In recent years, current and former ICE detainees have filed class-action lawsuits alleging forced labor against private prison contractors in Washington state, California, and Colorado. Across the country, detainees and advocates have said that the ICE contractors used solitary confinement as a cudgel to force work, and allege that the for-profit facility operators are profiting off the bonded labor.
“These big corporations are circumventing the traditional labor market,” said Lydia Wright, an attorney at the Burns Charest law firm who represents current and former ICE detainees suing CoreCivic in California. “If they weren’t requiring detainees to work for $1 per day, they would have to hire cooks and janitors at minimum wage.”
In an October response to a suit from detainees in Colorado, major private prison contractor GEO Group appeared to echo this point. “Were a court to conclude that GEO must pay thousands of detainees a minimum wage, it would significantly affect the prices that GEO would have charge for its services,” stated a GEO Group court filing.
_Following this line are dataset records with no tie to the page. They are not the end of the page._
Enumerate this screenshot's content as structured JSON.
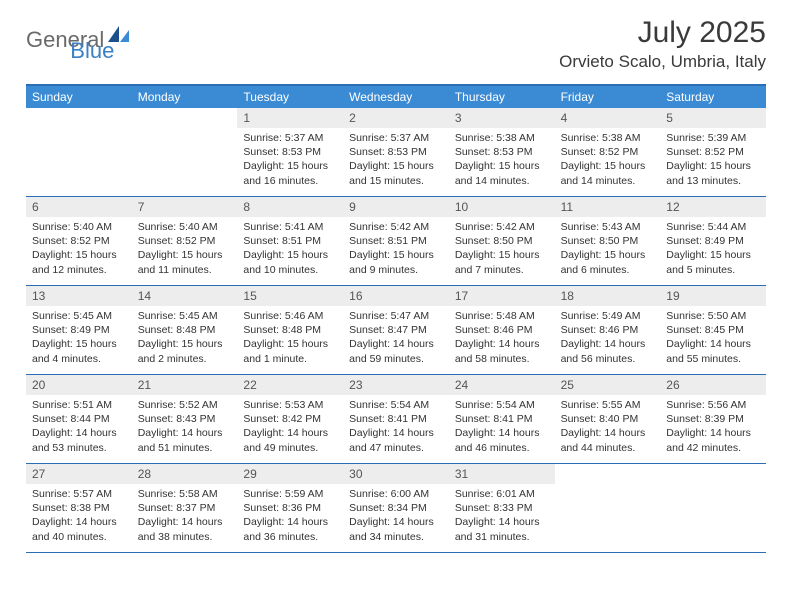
{
  "logo": {
    "part1": "General",
    "part2": "Blue"
  },
  "title": "July 2025",
  "location": "Orvieto Scalo, Umbria, Italy",
  "colors": {
    "header_bg": "#3b8bd4",
    "border": "#2a6db5",
    "daynum_bg": "#ededed",
    "logo_gray": "#6a6a6a",
    "logo_blue": "#3b7fc4"
  },
  "weekdays": [
    "Sunday",
    "Monday",
    "Tuesday",
    "Wednesday",
    "Thursday",
    "Friday",
    "Saturday"
  ],
  "weeks": [
    [
      {
        "empty": true
      },
      {
        "empty": true
      },
      {
        "num": "1",
        "sunrise": "Sunrise: 5:37 AM",
        "sunset": "Sunset: 8:53 PM",
        "daylight1": "Daylight: 15 hours",
        "daylight2": "and 16 minutes."
      },
      {
        "num": "2",
        "sunrise": "Sunrise: 5:37 AM",
        "sunset": "Sunset: 8:53 PM",
        "daylight1": "Daylight: 15 hours",
        "daylight2": "and 15 minutes."
      },
      {
        "num": "3",
        "sunrise": "Sunrise: 5:38 AM",
        "sunset": "Sunset: 8:53 PM",
        "daylight1": "Daylight: 15 hours",
        "daylight2": "and 14 minutes."
      },
      {
        "num": "4",
        "sunrise": "Sunrise: 5:38 AM",
        "sunset": "Sunset: 8:52 PM",
        "daylight1": "Daylight: 15 hours",
        "daylight2": "and 14 minutes."
      },
      {
        "num": "5",
        "sunrise": "Sunrise: 5:39 AM",
        "sunset": "Sunset: 8:52 PM",
        "daylight1": "Daylight: 15 hours",
        "daylight2": "and 13 minutes."
      }
    ],
    [
      {
        "num": "6",
        "sunrise": "Sunrise: 5:40 AM",
        "sunset": "Sunset: 8:52 PM",
        "daylight1": "Daylight: 15 hours",
        "daylight2": "and 12 minutes."
      },
      {
        "num": "7",
        "sunrise": "Sunrise: 5:40 AM",
        "sunset": "Sunset: 8:52 PM",
        "daylight1": "Daylight: 15 hours",
        "daylight2": "and 11 minutes."
      },
      {
        "num": "8",
        "sunrise": "Sunrise: 5:41 AM",
        "sunset": "Sunset: 8:51 PM",
        "daylight1": "Daylight: 15 hours",
        "daylight2": "and 10 minutes."
      },
      {
        "num": "9",
        "sunrise": "Sunrise: 5:42 AM",
        "sunset": "Sunset: 8:51 PM",
        "daylight1": "Daylight: 15 hours",
        "daylight2": "and 9 minutes."
      },
      {
        "num": "10",
        "sunrise": "Sunrise: 5:42 AM",
        "sunset": "Sunset: 8:50 PM",
        "daylight1": "Daylight: 15 hours",
        "daylight2": "and 7 minutes."
      },
      {
        "num": "11",
        "sunrise": "Sunrise: 5:43 AM",
        "sunset": "Sunset: 8:50 PM",
        "daylight1": "Daylight: 15 hours",
        "daylight2": "and 6 minutes."
      },
      {
        "num": "12",
        "sunrise": "Sunrise: 5:44 AM",
        "sunset": "Sunset: 8:49 PM",
        "daylight1": "Daylight: 15 hours",
        "daylight2": "and 5 minutes."
      }
    ],
    [
      {
        "num": "13",
        "sunrise": "Sunrise: 5:45 AM",
        "sunset": "Sunset: 8:49 PM",
        "daylight1": "Daylight: 15 hours",
        "daylight2": "and 4 minutes."
      },
      {
        "num": "14",
        "sunrise": "Sunrise: 5:45 AM",
        "sunset": "Sunset: 8:48 PM",
        "daylight1": "Daylight: 15 hours",
        "daylight2": "and 2 minutes."
      },
      {
        "num": "15",
        "sunrise": "Sunrise: 5:46 AM",
        "sunset": "Sunset: 8:48 PM",
        "daylight1": "Daylight: 15 hours",
        "daylight2": "and 1 minute."
      },
      {
        "num": "16",
        "sunrise": "Sunrise: 5:47 AM",
        "sunset": "Sunset: 8:47 PM",
        "daylight1": "Daylight: 14 hours",
        "daylight2": "and 59 minutes."
      },
      {
        "num": "17",
        "sunrise": "Sunrise: 5:48 AM",
        "sunset": "Sunset: 8:46 PM",
        "daylight1": "Daylight: 14 hours",
        "daylight2": "and 58 minutes."
      },
      {
        "num": "18",
        "sunrise": "Sunrise: 5:49 AM",
        "sunset": "Sunset: 8:46 PM",
        "daylight1": "Daylight: 14 hours",
        "daylight2": "and 56 minutes."
      },
      {
        "num": "19",
        "sunrise": "Sunrise: 5:50 AM",
        "sunset": "Sunset: 8:45 PM",
        "daylight1": "Daylight: 14 hours",
        "daylight2": "and 55 minutes."
      }
    ],
    [
      {
        "num": "20",
        "sunrise": "Sunrise: 5:51 AM",
        "sunset": "Sunset: 8:44 PM",
        "daylight1": "Daylight: 14 hours",
        "daylight2": "and 53 minutes."
      },
      {
        "num": "21",
        "sunrise": "Sunrise: 5:52 AM",
        "sunset": "Sunset: 8:43 PM",
        "daylight1": "Daylight: 14 hours",
        "daylight2": "and 51 minutes."
      },
      {
        "num": "22",
        "sunrise": "Sunrise: 5:53 AM",
        "sunset": "Sunset: 8:42 PM",
        "daylight1": "Daylight: 14 hours",
        "daylight2": "and 49 minutes."
      },
      {
        "num": "23",
        "sunrise": "Sunrise: 5:54 AM",
        "sunset": "Sunset: 8:41 PM",
        "daylight1": "Daylight: 14 hours",
        "daylight2": "and 47 minutes."
      },
      {
        "num": "24",
        "sunrise": "Sunrise: 5:54 AM",
        "sunset": "Sunset: 8:41 PM",
        "daylight1": "Daylight: 14 hours",
        "daylight2": "and 46 minutes."
      },
      {
        "num": "25",
        "sunrise": "Sunrise: 5:55 AM",
        "sunset": "Sunset: 8:40 PM",
        "daylight1": "Daylight: 14 hours",
        "daylight2": "and 44 minutes."
      },
      {
        "num": "26",
        "sunrise": "Sunrise: 5:56 AM",
        "sunset": "Sunset: 8:39 PM",
        "daylight1": "Daylight: 14 hours",
        "daylight2": "and 42 minutes."
      }
    ],
    [
      {
        "num": "27",
        "sunrise": "Sunrise: 5:57 AM",
        "sunset": "Sunset: 8:38 PM",
        "daylight1": "Daylight: 14 hours",
        "daylight2": "and 40 minutes."
      },
      {
        "num": "28",
        "sunrise": "Sunrise: 5:58 AM",
        "sunset": "Sunset: 8:37 PM",
        "daylight1": "Daylight: 14 hours",
        "daylight2": "and 38 minutes."
      },
      {
        "num": "29",
        "sunrise": "Sunrise: 5:59 AM",
        "sunset": "Sunset: 8:36 PM",
        "daylight1": "Daylight: 14 hours",
        "daylight2": "and 36 minutes."
      },
      {
        "num": "30",
        "sunrise": "Sunrise: 6:00 AM",
        "sunset": "Sunset: 8:34 PM",
        "daylight1": "Daylight: 14 hours",
        "daylight2": "and 34 minutes."
      },
      {
        "num": "31",
        "sunrise": "Sunrise: 6:01 AM",
        "sunset": "Sunset: 8:33 PM",
        "daylight1": "Daylight: 14 hours",
        "daylight2": "and 31 minutes."
      },
      {
        "empty": true
      },
      {
        "empty": true
      }
    ]
  ]
}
The Colorado class-action suit, which demands that detainees be paid minimum wage for their labor, “poses a potentially catastrophic risk to GEO’s ability to honor its contracts with the federal government,” the firm stated in a separate filing.
One obstacle such suits against ICE’s private contractors may face: Many of the immigrant plaintiffs are only fleetingly in the country before often being deported, making it potentially difficult, for instance, to find former detainees who may be entitled to back wages.